Other adaptations to risk have only recently emerging include:

  • Using sanitary wipes to wipe down grocery carts
  • Routinely using air filters in our living rooms
  • Questioning the purity of water in plastic bottles

While Mid-level sustainability consumers are apt to embrace the use of portable “Brita-style” water filters at home, Core sustainability consumers are likely to use a wider range of water filters, purchase large bottles of ionized water, and carry their water in glass or stainless steel containers (some of which are recycled from other packaging).

Bottled Water Throw Down: Plastic vs. Ritual Thirst

While we have identified a multiplicity of causes behind the consumer thirst for bottled water (including health interests, exercise/hydration and elements of fashion), such interests are increasingly clashing head on with news about the environmental toll of plastic water bottles and perceived health threats from phthalate chemicals and BPA. Add to this a rising cultural recognition that there is little regulation over bottled water sources and you have seemingly gale force storm waters brewing, the likes of which have influenced companies to label the water source and companies like Fiji Water vowing to become “carbon free.” Are such activities on behalf of bottled water brands merited? Most likely they are, since we have seen over and over again that the beliefs and activities of a minority of Core wellness and sustainability consumers have a habit of influencing what happens in the majority of public opinion. Thus the source of bottled water (e.g. spring water vs. municipal) and causes supported (e.g. Athena) will become increasingly important, along with offering alternatives to plastic packaging.

Most importantly, while environmental, ethical and public health worries may cast a shadow over the bottled water category, such concerns as drivers that might influence a decline in consumer interest in bottled water face a more powerful and intriguing factor of bottled water consumption that emanates from structural inconsistencies and stresses of living in the modern world.

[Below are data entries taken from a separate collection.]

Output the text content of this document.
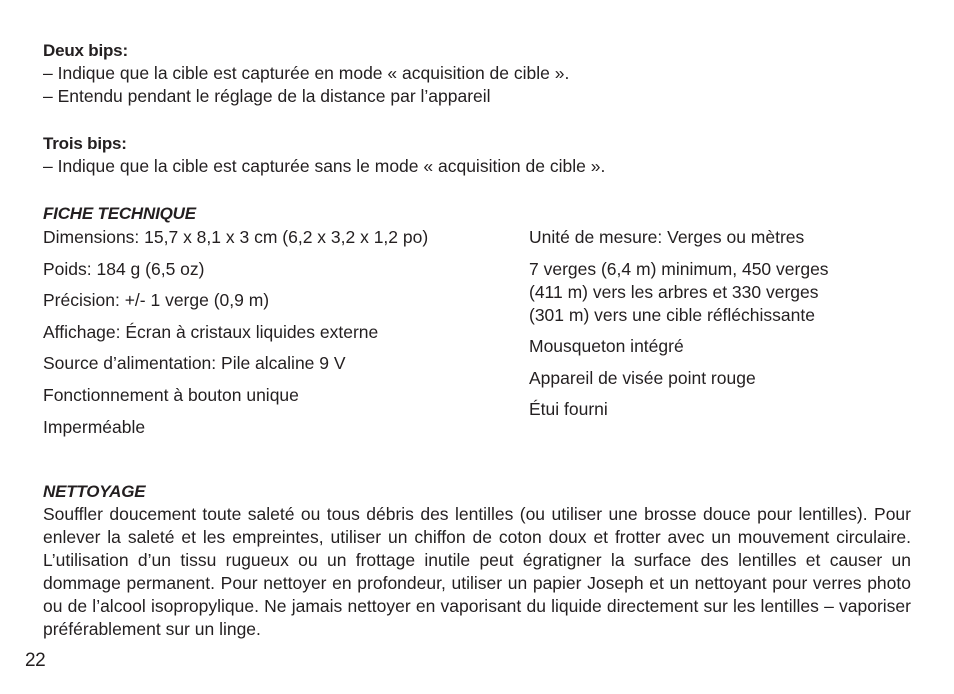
Deux bips:
– Indique que la cible est capturée en mode « acquisition de cible ».
– Entendu pendant le réglage de la distance par l’appareil
Trois bips:
– Indique que la cible est capturée sans le mode « acquisition de cible ».
FICHE TECHNIQUE
Dimensions: 15,7 x 8,1 x 3 cm (6,2 x 3,2 x 1,2 po)
Poids: 184 g (6,5 oz)
Précision: +/- 1 verge (0,9 m)
Affichage: Écran à cristaux liquides externe
Source d’alimentation: Pile alcaline 9 V
Fonctionnement à bouton unique
Imperméable
Unité de mesure: Verges ou mètres
7 verges (6,4 m) minimum, 450 verges
(411 m) vers les arbres et 330 verges
(301 m) vers une cible réfléchissante
Mousqueton intégré
Appareil de visée point rouge
Étui fourni
NETTOYAGE
Souffler doucement toute saleté ou tous débris des lentilles (ou utiliser une brosse douce pour lentilles). Pour enlever la saleté et les empreintes, utiliser un chiffon de coton doux et frotter avec un mouvement circulaire. L’utilisation d’un tissu rugueux ou un frottage inutile peut égratigner la surface des lentilles et causer un dommage permanent. Pour nettoyer en profondeur, utiliser un papier Joseph et un nettoyant pour verres photo ou de l’alcool isopropylique. Ne jamais nettoyer en vaporisant du liquide directement sur les lentilles – vaporiser préférablement sur un linge.
22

Specifically, we find that the main reason consumers are drinking so much water is that it seems to alleviate stresses and tensions caused by a lack of ritual in the workplace and in home life. For the contemporary employee resigned to spending hours in front of a spreadsheet, the act of sipping, draining, filling, sipping — in addition to the requisite bathroom break — provides a way of keeping the body moving, of marking time and, generally speaking, maintaining one's "grip," in an otherwise frictionless world. In essence the ubiquitous bottles of water kept at hand by countless millions have begun to resemble the security blankets of childhood. In this, the rise of habituated water consumption parallels another form of habituated consumption which has been severely curtailed over the past decade. Namely, smoking.

Bottled Water Forecast: Partly Sunny with Occasional Clouds

Clean, pure water is an elemental component of consumer visions of wellness and sustainability — these visions are both personal (at the cellular level) and can extend out to a global, environmental perspective. When examining whether or not bottled water sales might decline in light of suspected environmental, ethical or public health hazards, we need to remember that as a category, bottled water has been integrated into basic rituals that seem to preclude finding “healthier” replacements: One thing we’ve noticed in wellness research is that once consumers integrate wellness practices and beliefs into their lives, they rarely go backwards. Thus it’s hard to imagine consumers solving hydration, satiation, fashion and ritualistic dilemmas with carbonated soft drinks or corn syrup-laden juice drinks in the future. As such, while environmental and health vectors will continue to make inroads on guiltless bottled water consumption, at the same time, we think consumers will continue to seek out this elemental source of wellness in their lives, albeit with an increasingly inquisitive, and even suspicious eye turned toward issues of packaging, source, purity and ethics.